I think the problem that most people have with visualizing random price action, is that for whatever reason (schooling, past experience) they are familiar with visualizing random price data in the following display format.
This format simply displays each individual randomly generated step over time. You can also see some streaks of the same data generated repeatedly (streaks, trends) in this type of display. However, it is accumulating each step over time (taking the prior sum and adding each step) that gives the type of display that mirrors markets. It is the same as taking market data and looking at each days swing, then plotting that out per step, rather than the cumulative output most are used to looking at.
You see it more clearly once you've performed that exercise many times.
As I've said before, they should make TA practitioners backtest systems vs. random data as the ultimate sign of robustness.
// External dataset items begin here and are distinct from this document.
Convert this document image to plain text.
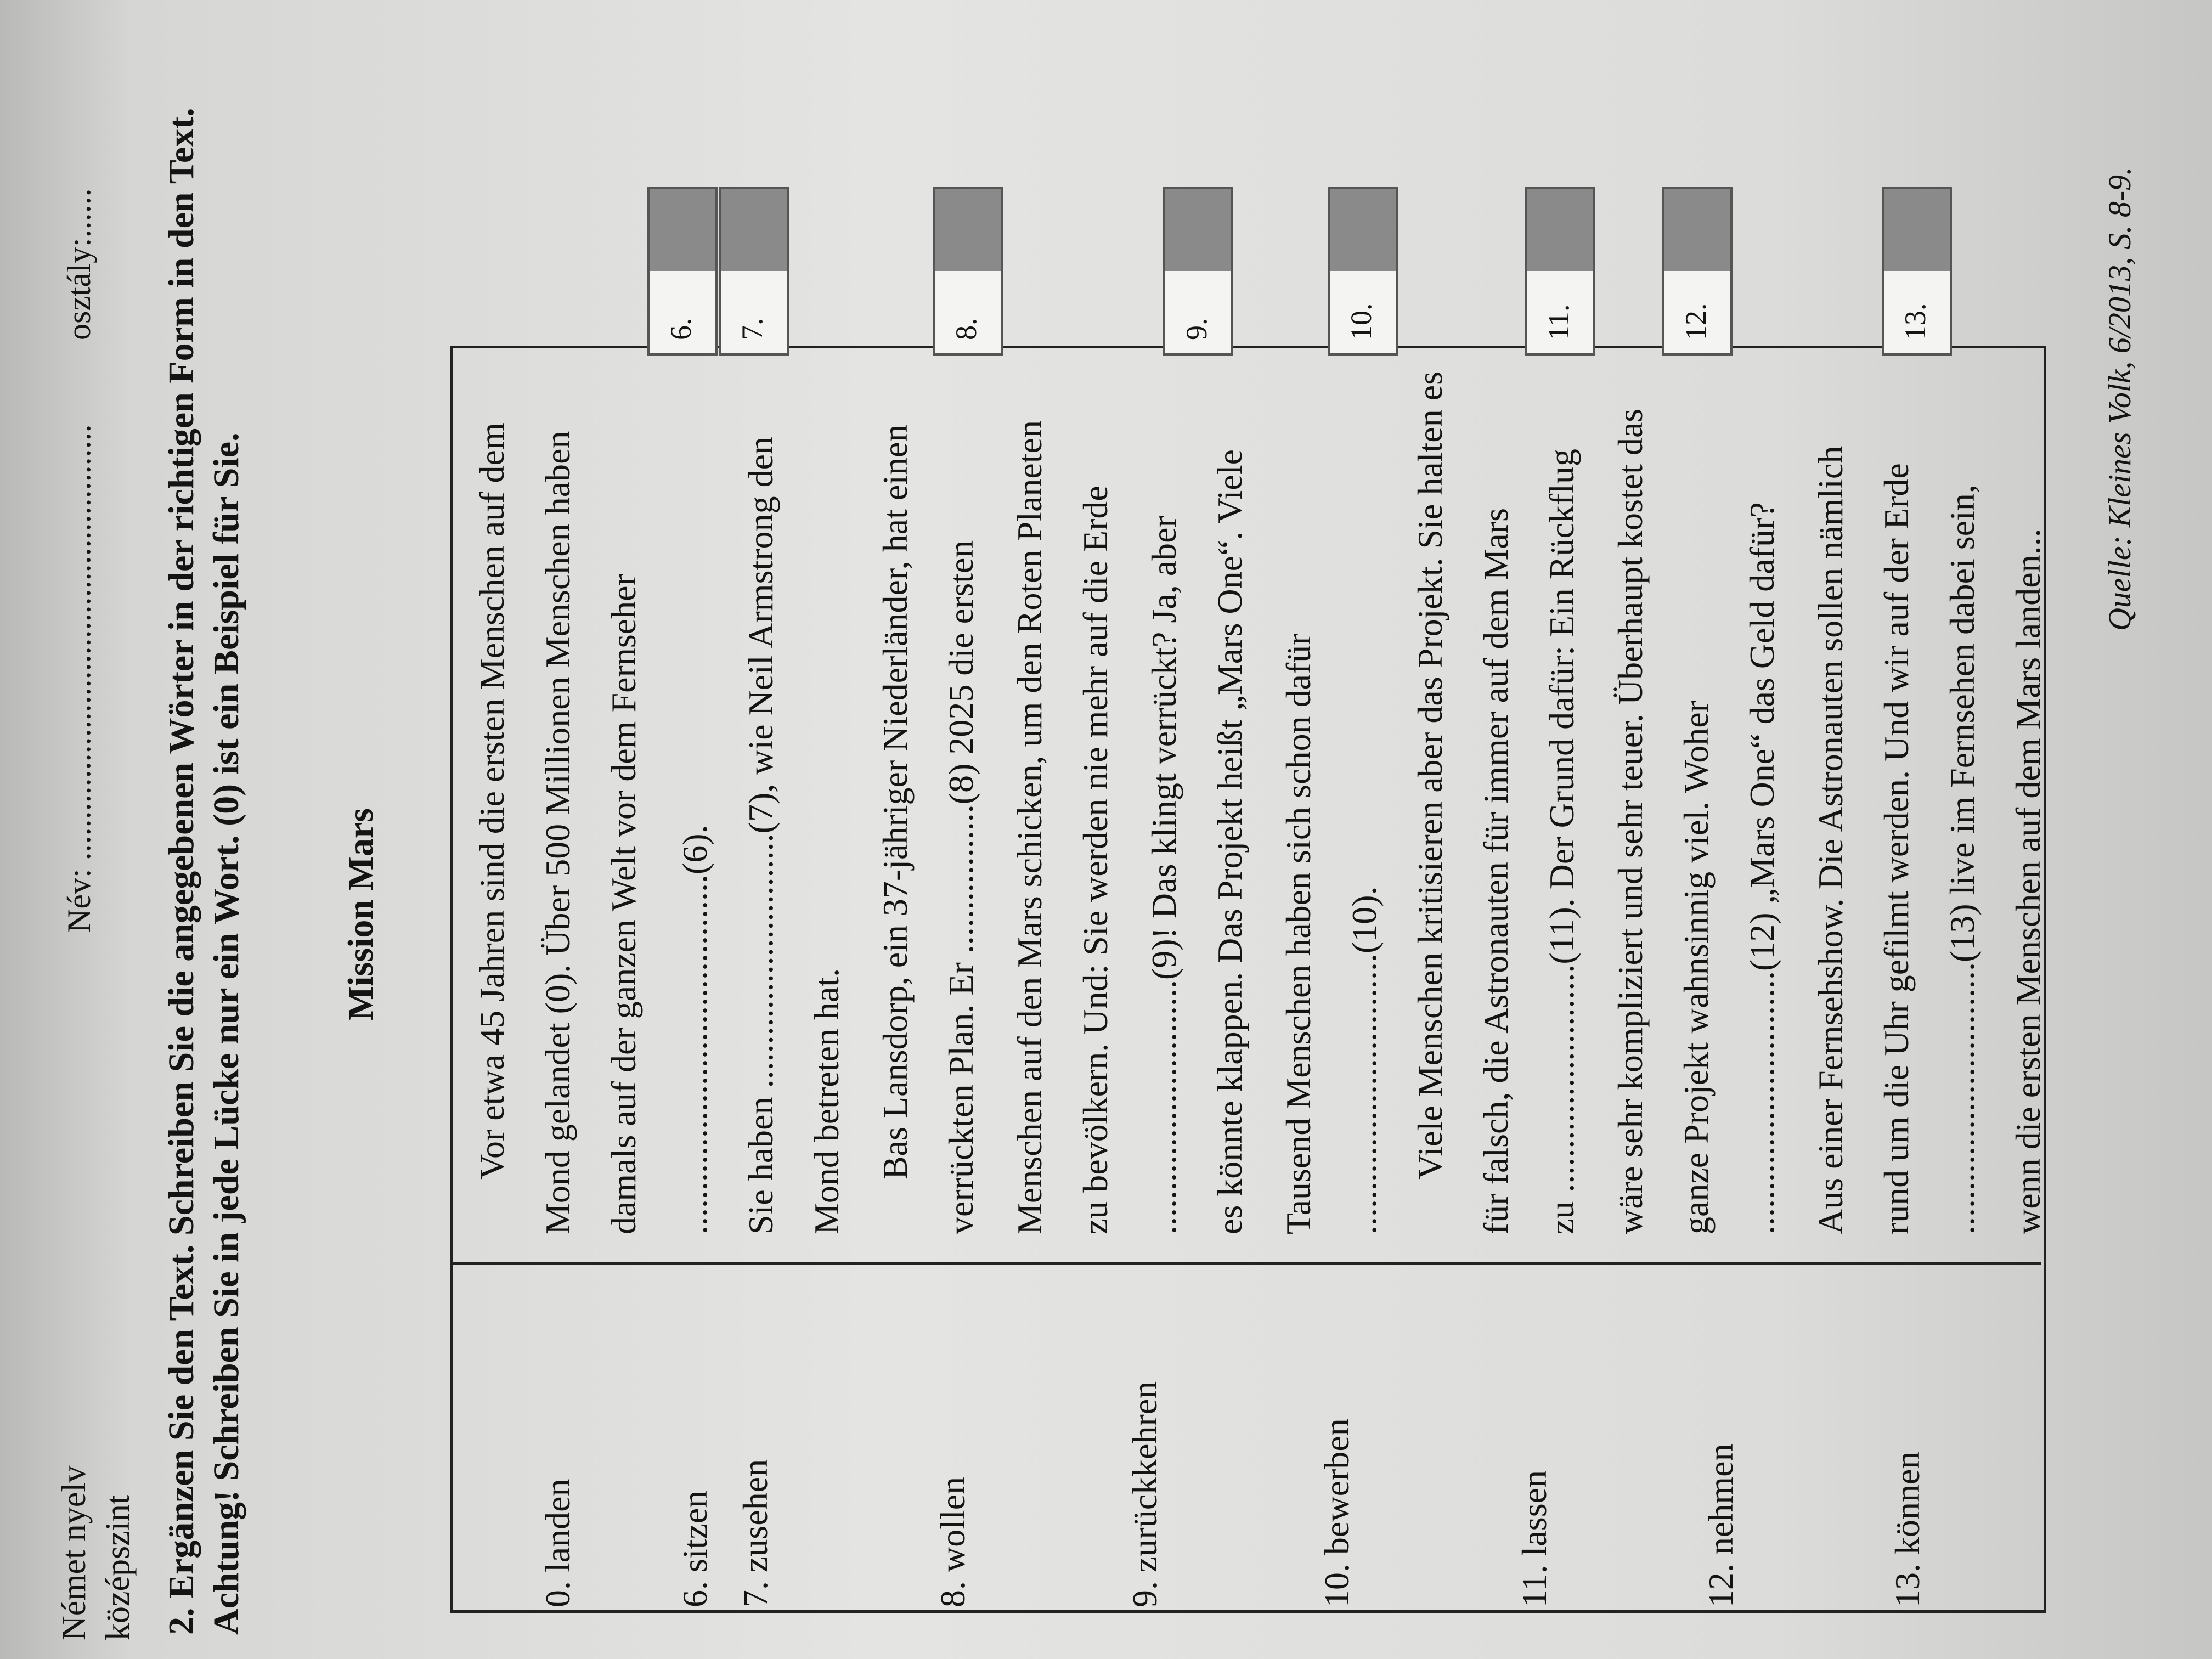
Német nyelv középszint
Név: .....................................................
osztály:...... 2. Ergänzen Sie den Text. Schreiben Sie die angegebenen Wörter in der richtigen Form in den Text. Achtung! Schreiben Sie in jede Lücke nur ein Wort. (0) ist ein Beispiel für Sie.	Mission Mars
0. landen	6. sitzen 7. zusehen	8. wollen	9. zurückkehren	10. bewerben	11. lassen	12. nehmen	13. können
Vor etwa 45 Jahren sind die ersten Menschen auf dem Mond gelandet (0). Über 500 Millionen Menschen haben damals auf der ganzen Welt vor dem Fernseher .........................................(6). Sie haben .............................(7), wie Neil Armstrong den Mond betreten hat. Bas Lansdorp, ein 37-jähriger Niederländer, hat einen verrückten Plan. Er .................(8) 2025 die ersten Menschen auf den Mars schicken, um den Roten Planeten zu bevölkern. Und: Sie werden nie mehr auf die Erde .............................(9)! Das klingt verrückt? Ja, aber es könnte klappen. Das Projekt heißt „Mars One“. Viele Tausend Menschen haben sich schon dafür ................................(10). Viele Menschen kritisieren aber das Projekt. Sie halten es für falsch, die Astronauten für immer auf dem Mars zu ..........................(11). Der Grund dafür: Ein Rückflug wäre sehr kompliziert und sehr teuer. Überhaupt kostet das ganze Projekt wahnsinnig viel. Woher ..............................(12) „Mars One“ das Geld dafür? Aus einer Fernsehshow. Die Astronauten sollen nämlich rund um die Uhr gefilmt werden. Und wir auf der Erde ...............................(13) live im Fernsehen dabei sein, wenn die ersten Menschen auf dem Mars landen...
6. 7.	8.	9.	10.	11.	12.	13.	Quelle: Kleines Volk, 6/2013, S. 8-9.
That would be the optimal system (and many like thorp, black scholes etc.. have passed this test).
Unfortunately, it's the fat tail black swans (the events that completely defy
predicted probabilistic expectations based on gaussian modeling) that kill such systems at some point. Which is why money mgmt is another important step that must be adhered to.
BTW. one way to visualize an unexpected fat tail event on the chart above, is to simply visualize one and only one data point jumping to minus 20. So while your system may behave well under each data pt. up to that event (since you were prepared for a Gaussian type distribution of random data), that one spurious outlier could kill your account (esp. on leverage). The only thing that would have saved you was money management.